The report by the African Union (AU) — whose rotating presidency is currently held by Deby — noted that most polling station staff "did not show a great mastery of electoral operations."
"Overall, presidential election gave citizens the opportunity to freely choose their leaders ... in a peaceful atmosphere," said the report presented by the head of the AU observer mission in N'Djamena, Dioncounda Traoré of Mali.
Thirteen candidates ran for the top job in Sunday's polls including Deby, who is bidding for a fifth term with the support of state institutions and a strong presence on the ground of his party, the Patriotic Salvation Movement (MPS).
But while broadly satisfied, the AU report noted certain shortcomings.

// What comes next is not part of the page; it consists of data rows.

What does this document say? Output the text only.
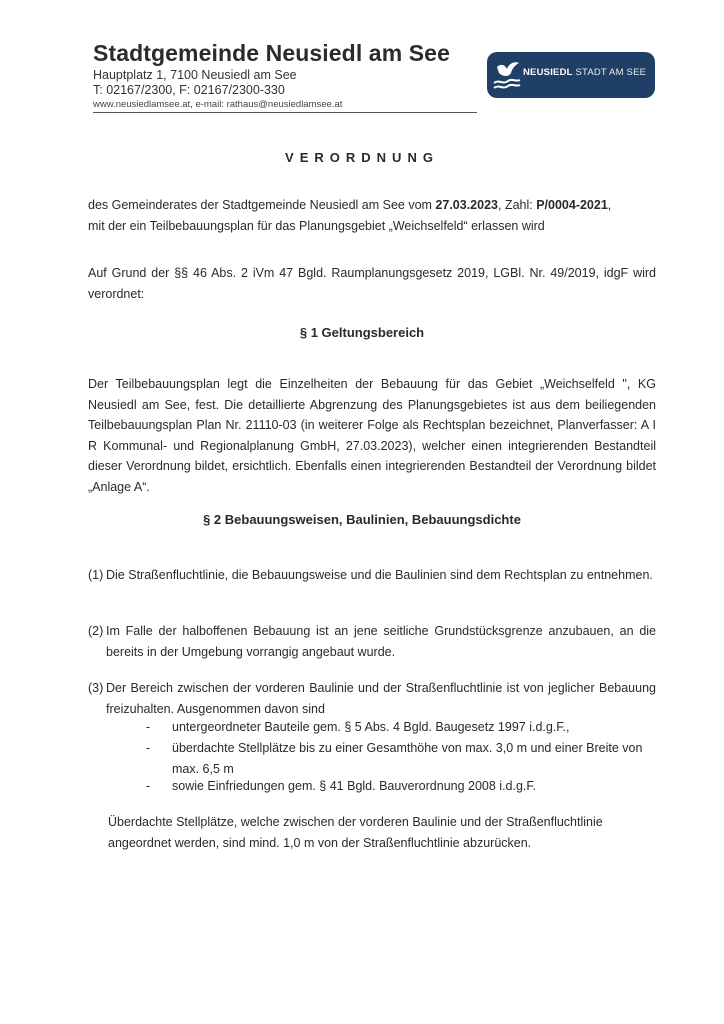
Stadtgemeinde Neusiedl am See
Hauptplatz 1, 7100 Neusiedl am See
T: 02167/2300, F: 02167/2300-330
www.neusiedlamsee.at, e-mail: rathaus@neusiedlamsee.at
NEUSIEDL STADT AM SEE
VERORDNUNG
des Gemeinderates der Stadtgemeinde Neusiedl am See vom 27.03.2023, Zahl: P/0004-2021,
mit der ein Teilbebauungsplan für das Planungsgebiet „Weichselfeld“ erlassen wird
Auf Grund der §§ 46 Abs. 2 iVm 47 Bgld. Raumplanungsgesetz 2019, LGBl. Nr. 49/2019, idgF wird verordnet:
§ 1 Geltungsbereich
Der Teilbebauungsplan legt die Einzelheiten der Bebauung für das Gebiet „Weichselfeld ", KG Neusiedl am See, fest. Die detaillierte Abgrenzung des Planungsgebietes ist aus dem beiliegenden Teilbebauungsplan Plan Nr. 21110-03 (in weiterer Folge als Rechtsplan bezeichnet, Planverfasser: A I R Kommunal- und Regionalplanung GmbH, 27.03.2023), welcher einen integrierenden Bestandteil dieser Verordnung bildet, ersichtlich. Ebenfalls einen integrierenden Bestandteil der Verordnung bildet „Anlage A“.
§ 2 Bebauungsweisen, Baulinien, Bebauungsdichte
(1) Die Straßenfluchtlinie, die Bebauungsweise und die Baulinien sind dem Rechtsplan zu entnehmen.
(2) Im Falle der halboffenen Bebauung ist an jene seitliche Grundstücksgrenze anzubauen, an die bereits in der Umgebung vorrangig angebaut wurde.
(3) Der Bereich zwischen der vorderen Baulinie und der Straßenfluchtlinie ist von jeglicher Bebauung freizuhalten. Ausgenommen davon sind
- untergeordneter Bauteile gem. § 5 Abs. 4 Bgld. Baugesetz 1997 i.d.g.F.,
- überdachte Stellplätze bis zu einer Gesamthöhe von max. 3,0 m und einer Breite von max. 6,5 m
- sowie Einfriedungen gem. § 41 Bgld. Bauverordnung 2008 i.d.g.F.
Überdachte Stellplätze, welche zwischen der vorderen Baulinie und der Straßenfluchtlinie angeordnet werden, sind mind. 1,0 m von der Straßenfluchtlinie abzurücken.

For example, in "81 per cent of polling stations visited the head of the polling station had not checked that ballot boxes were empty" at the start of the day, according to the report by 35 observers present in 15 out of 21 geographical departments.
In addition, the observers "noted with regret that in 10 per cent of polling stations visited, voting in secrecy was not guaranteed," while "in the majority of cases ... election staff did not show a great mastery of electoral operations," notably "in how they emptied ballot boxes," at nightfall, half of the time without sufficient lighting.
Nonetheless, despite opposition claims of ballot stuffing and buying-up of voter cards in the impoverished country, the head of the AU mission concluded that the election was carried out "without fraud."
Provisional results are expected to be published in two weeks by the Independent National Electoral Commission, which was boycotted by rights groups and the country's labour movement after five leading activists were detained during the last three weeks.
Under Deby's leadership, once unstable Chad has become both an oil producer and key player in the fight against the jihadist groups on the rampage in west Africa.
But despite a wealth of new oil resources since 2003, half of the population of 13 million lives below the poverty line and seven out of 10 people cannot read or write.